En la parte más alta del monte había clavada una gran cruz negra y roja de madera de pino. Decían los lugareños que provenía de Flandes. En ella se habían sacrificado a muchas personas desde la Edad Media. Un buen cristiano, a medios del siglo XIX, se la trajo de allí, donde permanecía arrumbada en el sótano de una iglesia, junto a un osario con escasos restos.

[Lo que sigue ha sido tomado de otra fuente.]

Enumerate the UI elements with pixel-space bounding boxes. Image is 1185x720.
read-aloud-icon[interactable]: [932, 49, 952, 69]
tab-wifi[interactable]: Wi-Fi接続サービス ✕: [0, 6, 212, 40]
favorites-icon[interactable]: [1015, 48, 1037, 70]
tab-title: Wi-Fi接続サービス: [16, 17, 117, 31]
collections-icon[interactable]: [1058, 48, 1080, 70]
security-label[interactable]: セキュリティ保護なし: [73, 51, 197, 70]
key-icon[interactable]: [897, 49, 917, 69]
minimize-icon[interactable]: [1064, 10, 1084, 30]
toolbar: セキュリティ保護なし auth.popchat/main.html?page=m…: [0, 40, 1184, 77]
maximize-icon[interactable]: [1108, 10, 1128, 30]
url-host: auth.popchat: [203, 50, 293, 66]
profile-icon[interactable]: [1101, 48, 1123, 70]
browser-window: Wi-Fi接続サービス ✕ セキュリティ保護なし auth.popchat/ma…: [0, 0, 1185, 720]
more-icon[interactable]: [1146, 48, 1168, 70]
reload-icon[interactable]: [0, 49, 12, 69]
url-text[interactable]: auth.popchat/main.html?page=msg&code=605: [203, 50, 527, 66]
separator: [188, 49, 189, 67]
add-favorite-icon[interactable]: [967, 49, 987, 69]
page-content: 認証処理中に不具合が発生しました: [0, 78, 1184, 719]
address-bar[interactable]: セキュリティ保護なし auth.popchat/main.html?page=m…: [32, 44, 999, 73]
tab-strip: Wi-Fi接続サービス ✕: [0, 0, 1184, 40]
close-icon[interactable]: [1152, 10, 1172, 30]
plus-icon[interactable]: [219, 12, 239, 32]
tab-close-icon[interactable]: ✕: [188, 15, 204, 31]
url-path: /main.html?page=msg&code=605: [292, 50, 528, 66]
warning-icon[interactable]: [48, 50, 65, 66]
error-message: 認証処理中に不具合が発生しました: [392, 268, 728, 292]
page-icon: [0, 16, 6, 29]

Fueron tan inhumanos los tratos  que en ella se infligieron que disponía de una cavidad practicada en la parte frontal superior del puntal, de un tamaño aproximado al de una cabeza humana. Este hueco se comunicaba con la cara posterior del madero a través de un orificio. Por él, cuando alguno de los condenados se resistía a morir, introducía el verdugo un largo clavo que le ayudaría a hacerlo de una forma certera.  Le llamaron entonces la Cruz Maldita o del Diablo. Posteriormente, la aserraron por este extremo para eliminar la macabra oquedad, aligerando así su peso. Y la volvieron a ensamblar de nuevo.

Cada año, en el mes de mayo, la gente llevaba ramos de flores, las más perfumadas y vistosas, a tan insigne lugar. Allí los ofrecían a los mártires con la convicción de que nunca más se incurriera en tan nefanda crueldad. La habían rebautizado con el nombre de “Cruz Renovadora” : se había instituido la paz.